Machine learning a fixed point action for SU(3) gauge theory with a gauge equivariant convolutional neural network

TL;DR

A fixed point action for four-dimensional SU(3) gauge theory using convolutional neural networks with exact gauge invariance is obtained using machine learning methods to revisit the question of how to parametrize fixed point actions.

Abstract

Fixed point lattice actions are designed to have continuum classical properties unaffected by discretization effects and reduced lattice artifacts at the quantum level. They provide a possible way to extract continuum physics with coarser lattices, thereby allowing one to circumvent problems with critical slowing down and topological freezing toward the continuum limit. A crucial ingredient for practical applications is to find an accurate and compact parametrization of a fixed point action, since many of its properties are only implicitly defined. Here we use machine learning methods to revisit the question of how to parametrize fixed point actions.
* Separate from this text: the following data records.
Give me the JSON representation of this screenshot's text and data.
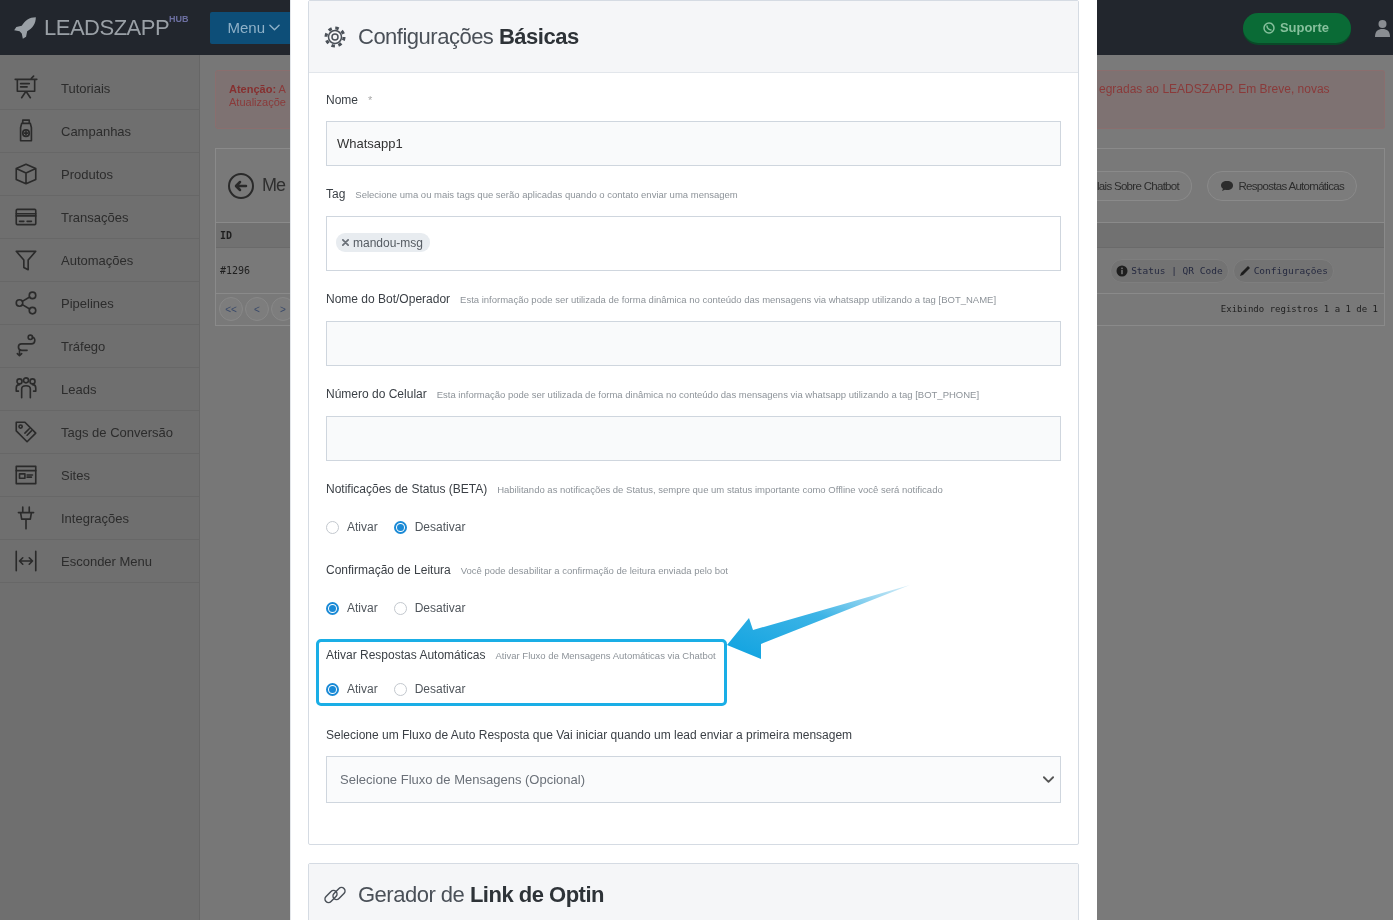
{
  "brand": {
    "name": "LEADSZAPP",
    "suffix": "HUB"
  },
  "menu_button": "Menu",
  "support_button": "Suporte",
  "sidebar": {
    "items": [
      {
        "label": "Tutoriais"
      },
      {
        "label": "Campanhas"
      },
      {
        "label": "Produtos"
      },
      {
        "label": "Transações"
      },
      {
        "label": "Automações"
      },
      {
        "label": "Pipelines"
      },
      {
        "label": "Tráfego"
      },
      {
        "label": "Leads"
      },
      {
        "label": "Tags de Conversão"
      },
      {
        "label": "Sites"
      },
      {
        "label": "Integrações"
      },
      {
        "label": "Esconder Menu"
      }
    ]
  },
  "alert": {
    "left_line_1": "**Atenção:** A",
    "left_line_2": "Atualizaçõe",
    "right_line_1": "egradas ao LEADSZAPP. Em Breve, novas"
  },
  "background_panel": {
    "title": "Me",
    "buttons": [
      "lais Sobre Chatbot",
      "Respostas Automáticas"
    ],
    "column_1": "ID",
    "row": {
      "id": "#1296",
      "actions": [
        "Status | QR Code",
        "Configurações"
      ]
    },
    "pagination": [
      "<<",
      "<",
      ">"
    ],
    "footer": "Exibindo registros 1 a 1 de 1"
  },
  "modal": {
    "sections": [
      {
        "title": "Configurações **Básicas**",
        "fields": [
          {
            "kind": "text",
            "label": "Nome",
            "required_mark": "*",
            "value": "Whatsapp1"
          },
          {
            "kind": "tags",
            "label": "Tag",
            "hint": "Selecione uma ou mais tags que serão aplicadas quando o contato enviar uma mensagem",
            "tags": [
              "mandou-msg"
            ]
          },
          {
            "kind": "text",
            "label": "Nome do Bot/Operador",
            "hint": "Esta informação pode ser utilizada de forma dinâmica no conteúdo das mensagens via whatsapp utilizando a tag [BOT_NAME]"
          },
          {
            "kind": "text",
            "label": "Número do Celular",
            "hint": "Esta informação pode ser utilizada de forma dinâmica no conteúdo das mensagens via whatsapp utilizando a tag [BOT_PHONE]"
          },
          {
            "kind": "radio",
            "label": "Notificações de Status (BETA)",
            "hint": "Habilitando as notificações de Status, sempre que um status importante como Offline você será notificado",
            "options": [
              {
                "label": "Ativar",
                "selected": false
              },
              {
                "label": "Desativar",
                "selected": true
              }
            ]
          },
          {
            "kind": "radio",
            "label": "Confirmação de Leitura",
            "hint": "Você pode desabilitar a confirmação de leitura enviada pelo bot",
            "options": [
              {
                "label": "Ativar",
                "selected": true
              },
              {
                "label": "Desativar",
                "selected": false
              }
            ]
          },
          {
            "kind": "radio",
            "label": "Ativar Respostas Automáticas",
            "hint": "Ativar Fluxo de Mensagens Automáticas via Chatbot",
            "highlighted": true,
            "options": [
              {
                "label": "Ativar",
                "selected": true
              },
              {
                "label": "Desativar",
                "selected": false
              }
            ]
          },
          {
            "kind": "select",
            "label": "Selecione um Fluxo de Auto Resposta que Vai iniciar quando um lead enviar a primeira mensagem",
            "placeholder": "Selecione Fluxo de Mensagens (Opcional)"
          }
        ]
      },
      {
        "title": "Gerador de **Link de Optin**"
      }
    ]
  }
}
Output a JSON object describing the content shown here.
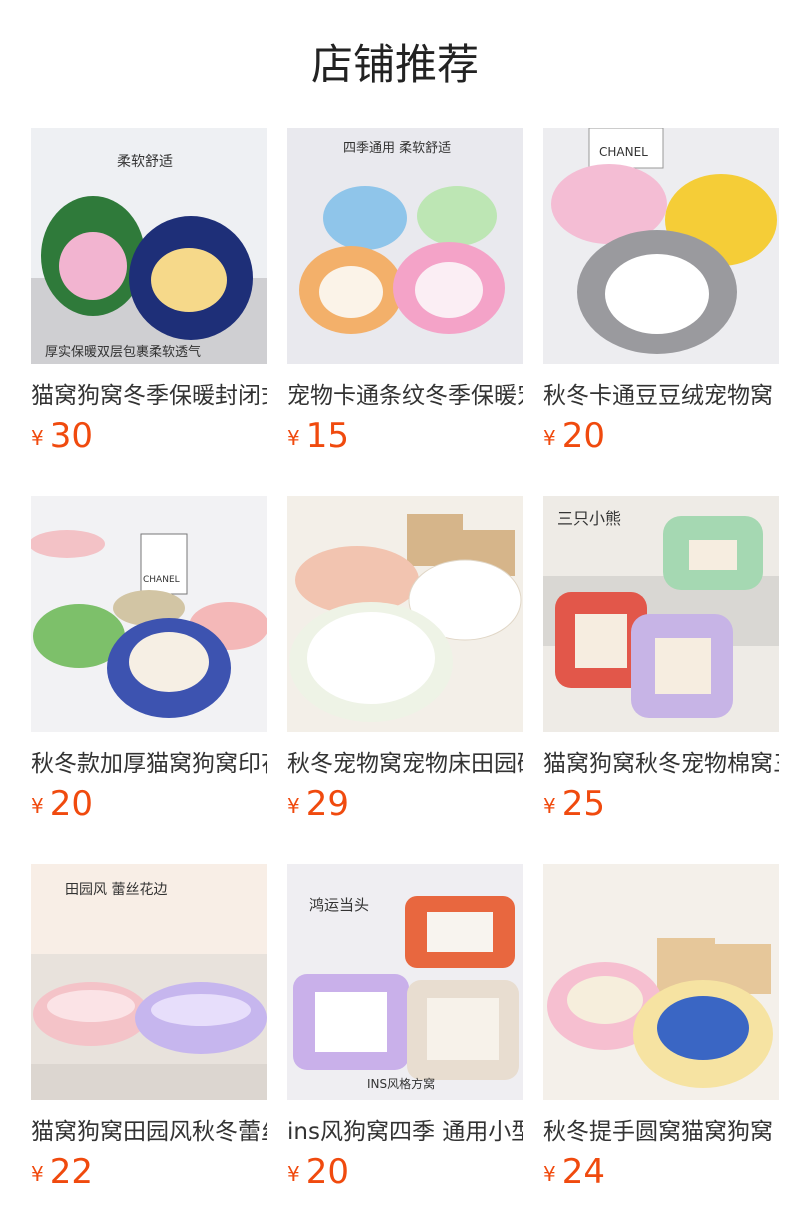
{
  "page_title": "店铺推荐",
  "currency_symbol": "¥",
  "products": [
    {
      "title": "猫窝狗窝冬季保暖封闭式宠物窝",
      "price": "30",
      "image_caption_top": "柔软舒适",
      "image_caption_bottom": "厚实保暖双层包裹柔软透气",
      "image_colors": [
        "#2f7a3a",
        "#1e2f78",
        "#f2b4d0",
        "#f6d98a"
      ]
    },
    {
      "title": "宠物卡通条纹冬季保暖宠物窝",
      "price": "15",
      "image_caption_top": "四季通用 柔软舒适",
      "image_colors": [
        "#8fc5ea",
        "#bde6b4",
        "#f3b06a",
        "#f4a3c8"
      ]
    },
    {
      "title": "秋冬卡通豆豆绒宠物窝",
      "price": "20",
      "image_caption_top": "CHANEL",
      "image_colors": [
        "#f4bdd4",
        "#f5cd37",
        "#9a9a9e",
        "#ffffff"
      ]
    },
    {
      "title": "秋冬款加厚猫窝狗窝印花宠物窝",
      "price": "20",
      "image_caption_top": "CHANEL",
      "image_colors": [
        "#7dc06a",
        "#3d53b0",
        "#f4b8b8",
        "#d2c5a4"
      ]
    },
    {
      "title": "秋冬宠物窝宠物床田园碎花",
      "price": "29",
      "image_colors": [
        "#f3efe8",
        "#ffffff",
        "#d6b58a",
        "#f2c4b0"
      ]
    },
    {
      "title": "猫窝狗窝秋冬宠物棉窝三只小熊",
      "price": "25",
      "image_caption_top": "三只小熊",
      "image_colors": [
        "#a5d8b2",
        "#e2574a",
        "#c7b4e6",
        "#f6ede0"
      ]
    },
    {
      "title": "猫窝狗窝田园风秋冬蕾丝花边",
      "price": "22",
      "image_caption_top": "田园风 蕾丝花边",
      "image_colors": [
        "#f4c3c8",
        "#c6b6ee",
        "#f8eee6",
        "#e8e2dc"
      ]
    },
    {
      "title": "ins风狗窝四季 通用小型犬",
      "price": "20",
      "image_caption_top": "鸿运当头",
      "image_caption_bottom": "INS风格方窝",
      "image_colors": [
        "#e8673f",
        "#c9b0ea",
        "#e8ddd0",
        "#ffffff"
      ]
    },
    {
      "title": "秋冬提手圆窝猫窝狗窝",
      "price": "24",
      "image_colors": [
        "#f6bfd0",
        "#f6e3a2",
        "#f4f0ea",
        "#3a66c4"
      ]
    }
  ]
}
In particular, we obtain a fixed point action for four-dimensional SU(3) gauge theory using convolutional neural networks with exact gauge invariance. The large operator space allows us to find superior parametrizations compared to previous studies, a necessary first step for future Monte Carlo simulations and scaling studies.

Figures (15)

• Figure 1: A sketch of the renormalization group flow and the renormalized trajectory (RT) in the infinite-dimensional coupling space, with the gauge coupling as the only relevant direction. The fixed point is on the critical surface $\beta \rightarrow \infty$ where $\xi/a = \infty$ for any physical scale $\xi$, with the values of the critical couplings $c^{\rm FP}_n$ determined by the specific form of the RG blocking. The FP action uses the same coupling values at finite $\beta$, tracking the RT closely at sufficiently weak coupling.
• Figure 2: The leading couplings $\rho_{\mu \nu}(r)$ of the perturbative FP action, from Blatter:1996np. The blocking kernel $T[U,V]$ is designed to maximize the exponential decay of the couplings, with $\exp(-3.4 r/a)$ shown as a visual guide.
• Figure 3: Fixed point action density as a function of $\beta_\mathrm{wil}$ on a $4^4$ lattice. We show the ensemble-averaged FP action $\mathcal{A}^\mathrm{FP}[V]$, the blocking kernel $T[U,V]$, and the parametrized FP action $\mathcal{A}^\mathrm{FP}[U]$ used on the right-hand side of Eq. \ref{['eq:fp']}, normalized to the coarse lattice volume. The mean values are obtained by averaging over the ensemble at a given $\beta_\mathrm{wil}$. The shaded regions indicate the standard deviation.
• Figure 4: Examples of minimization on $8^4$ lattice configurations with $\beta_{\rm wil} = 6.0$ (top) and 5.4 (bottom). The insets show the decrease of $\mathcal{A}[U]+T[U,V]$ in each iteration.
• Figure 5: Minimization of instanton configurations. In the upper panel, an instanton of size $\rho/a = 3.0$ on a $16^4$ lattice persists after being blocked to the $8^4$ lattice. The lower panel shows an instanton with $\rho/a = 1.5$ which is too small to survive the RG blocking, i.e., the instanton falls through the lattice.